3. Narcissists fit conventional stereotypes of leadership: Because of their ability to accumulate power and influence, narcissists enjoy a prominent spot in laypeople’s views about leadership. However, the idea that leaders must be overconfident, charismatic, or selfish in order to be effective is in stark contrast with reality. Yes, these characteristics help them emerge as leaders, but they are also the cause of their dishonest and incompetent behaviours once they get to the top. Whether in sports, business, education or politics, effective leadership requires building high-performing teams and, when it comes to that, the critical ingredients for success are competence rather than confidence, altruism rather than egotism, and integrity rather than charisma. In other words, the real essence of good leadership is the exact opposite of what the Hollywood version of leadership implies. Until we understand this, we will unfortunately continue to invite narcissists to the top while overlooking more competent and healthier alternatives. In Eastern and collectivistic cultures narcissism rates are lower because society condemns it – we should follow that model in the West.

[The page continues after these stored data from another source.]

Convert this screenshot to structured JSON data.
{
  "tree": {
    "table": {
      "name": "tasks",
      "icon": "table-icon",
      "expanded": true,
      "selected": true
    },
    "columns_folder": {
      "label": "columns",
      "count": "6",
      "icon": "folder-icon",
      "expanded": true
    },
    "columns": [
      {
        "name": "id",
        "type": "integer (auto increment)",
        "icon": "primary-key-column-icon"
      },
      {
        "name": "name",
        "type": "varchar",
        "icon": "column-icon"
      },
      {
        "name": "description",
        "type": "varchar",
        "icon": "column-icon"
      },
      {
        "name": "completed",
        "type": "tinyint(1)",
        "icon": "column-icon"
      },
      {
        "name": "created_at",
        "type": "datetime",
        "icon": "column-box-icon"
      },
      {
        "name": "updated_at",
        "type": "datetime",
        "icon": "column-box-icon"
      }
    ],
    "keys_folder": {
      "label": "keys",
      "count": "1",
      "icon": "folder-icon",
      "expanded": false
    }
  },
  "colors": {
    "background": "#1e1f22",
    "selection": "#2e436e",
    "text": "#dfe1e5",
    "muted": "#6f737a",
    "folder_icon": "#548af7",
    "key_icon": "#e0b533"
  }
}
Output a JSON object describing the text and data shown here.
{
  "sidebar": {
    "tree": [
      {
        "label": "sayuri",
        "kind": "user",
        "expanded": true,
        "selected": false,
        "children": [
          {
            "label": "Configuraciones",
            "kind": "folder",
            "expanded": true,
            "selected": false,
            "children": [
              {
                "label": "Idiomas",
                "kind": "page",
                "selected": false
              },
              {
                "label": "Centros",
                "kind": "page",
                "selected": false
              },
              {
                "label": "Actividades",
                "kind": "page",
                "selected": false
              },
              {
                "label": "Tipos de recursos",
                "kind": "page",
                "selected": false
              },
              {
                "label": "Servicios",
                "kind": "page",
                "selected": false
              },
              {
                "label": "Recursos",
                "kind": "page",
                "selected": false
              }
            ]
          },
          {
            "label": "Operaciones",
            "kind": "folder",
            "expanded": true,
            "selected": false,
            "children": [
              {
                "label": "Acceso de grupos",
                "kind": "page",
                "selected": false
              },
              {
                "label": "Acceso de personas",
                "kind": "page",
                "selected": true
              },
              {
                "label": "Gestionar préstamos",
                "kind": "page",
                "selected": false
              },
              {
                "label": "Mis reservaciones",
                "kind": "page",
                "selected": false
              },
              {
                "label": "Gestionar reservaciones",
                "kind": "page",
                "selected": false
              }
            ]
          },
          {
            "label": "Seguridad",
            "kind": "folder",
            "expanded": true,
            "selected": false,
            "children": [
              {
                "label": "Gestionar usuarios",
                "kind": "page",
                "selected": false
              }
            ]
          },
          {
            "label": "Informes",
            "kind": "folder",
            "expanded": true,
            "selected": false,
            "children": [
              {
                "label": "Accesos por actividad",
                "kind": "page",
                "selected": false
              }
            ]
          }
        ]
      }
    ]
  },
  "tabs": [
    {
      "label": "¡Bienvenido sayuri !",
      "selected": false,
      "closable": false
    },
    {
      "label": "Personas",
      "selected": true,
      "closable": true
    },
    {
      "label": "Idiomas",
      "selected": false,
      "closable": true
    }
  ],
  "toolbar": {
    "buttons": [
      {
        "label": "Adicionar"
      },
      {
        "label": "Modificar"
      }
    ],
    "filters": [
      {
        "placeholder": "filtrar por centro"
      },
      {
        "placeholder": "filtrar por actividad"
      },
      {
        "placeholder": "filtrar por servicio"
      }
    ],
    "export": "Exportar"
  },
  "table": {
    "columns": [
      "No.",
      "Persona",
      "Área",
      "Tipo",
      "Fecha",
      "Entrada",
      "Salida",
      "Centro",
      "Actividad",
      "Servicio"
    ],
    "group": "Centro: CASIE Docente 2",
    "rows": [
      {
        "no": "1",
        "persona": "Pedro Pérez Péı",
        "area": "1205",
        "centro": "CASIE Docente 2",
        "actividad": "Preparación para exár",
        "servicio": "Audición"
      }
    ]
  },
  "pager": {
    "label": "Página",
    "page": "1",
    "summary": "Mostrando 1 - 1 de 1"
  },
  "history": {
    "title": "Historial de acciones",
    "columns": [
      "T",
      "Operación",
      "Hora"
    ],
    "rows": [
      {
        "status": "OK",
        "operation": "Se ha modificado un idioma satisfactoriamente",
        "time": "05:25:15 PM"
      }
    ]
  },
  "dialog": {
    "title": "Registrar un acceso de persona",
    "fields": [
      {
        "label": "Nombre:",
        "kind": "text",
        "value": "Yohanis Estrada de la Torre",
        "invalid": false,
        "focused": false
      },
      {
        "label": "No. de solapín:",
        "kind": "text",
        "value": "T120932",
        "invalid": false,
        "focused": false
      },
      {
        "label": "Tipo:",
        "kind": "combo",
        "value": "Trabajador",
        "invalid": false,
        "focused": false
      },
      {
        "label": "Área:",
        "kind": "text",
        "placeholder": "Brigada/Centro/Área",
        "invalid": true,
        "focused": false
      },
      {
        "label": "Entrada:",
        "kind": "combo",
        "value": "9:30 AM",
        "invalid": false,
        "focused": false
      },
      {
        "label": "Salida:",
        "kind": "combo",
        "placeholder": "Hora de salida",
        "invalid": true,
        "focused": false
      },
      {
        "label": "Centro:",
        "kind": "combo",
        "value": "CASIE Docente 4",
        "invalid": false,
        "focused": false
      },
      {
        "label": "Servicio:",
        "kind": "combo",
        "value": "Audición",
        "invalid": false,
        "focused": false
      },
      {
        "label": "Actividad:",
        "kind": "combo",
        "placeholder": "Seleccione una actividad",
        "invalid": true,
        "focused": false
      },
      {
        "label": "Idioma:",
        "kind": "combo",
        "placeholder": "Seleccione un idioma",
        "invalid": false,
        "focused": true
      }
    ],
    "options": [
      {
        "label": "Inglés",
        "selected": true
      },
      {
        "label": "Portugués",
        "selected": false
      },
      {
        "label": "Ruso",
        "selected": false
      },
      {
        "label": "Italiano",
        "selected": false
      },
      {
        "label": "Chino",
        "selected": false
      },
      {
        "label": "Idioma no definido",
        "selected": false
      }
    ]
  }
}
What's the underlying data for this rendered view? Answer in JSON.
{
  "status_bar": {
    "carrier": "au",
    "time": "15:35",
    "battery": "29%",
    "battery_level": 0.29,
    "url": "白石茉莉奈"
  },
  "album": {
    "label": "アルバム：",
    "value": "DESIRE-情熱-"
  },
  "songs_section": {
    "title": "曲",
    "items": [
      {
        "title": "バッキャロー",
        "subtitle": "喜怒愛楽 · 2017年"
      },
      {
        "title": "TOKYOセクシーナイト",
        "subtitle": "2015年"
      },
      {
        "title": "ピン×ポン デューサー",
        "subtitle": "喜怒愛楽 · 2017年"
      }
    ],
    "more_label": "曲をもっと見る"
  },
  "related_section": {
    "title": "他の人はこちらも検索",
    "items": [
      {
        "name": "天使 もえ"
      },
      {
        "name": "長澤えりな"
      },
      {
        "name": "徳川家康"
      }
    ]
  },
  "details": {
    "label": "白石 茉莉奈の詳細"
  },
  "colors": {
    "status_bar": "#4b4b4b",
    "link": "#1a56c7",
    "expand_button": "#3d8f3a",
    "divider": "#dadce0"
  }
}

Importantly, there are different degrees of narcissism and, though we tend to use the term categorically, it is more appropriate to refer to people as either more or less narcissistic. In fact, some people may display relatively benign levels of narcissism, while others may resemble true psychopaths.
So, when dealing with charismatic individuals, a good rule of thumb is to delay making decisions — whether to hire that person, promote them, or take them on as clients — until you work out who they really are. Not all charismatic people are narcissistic, but many narcissists are charismatic, and the more charismatic they are, the more time it takes to spot them.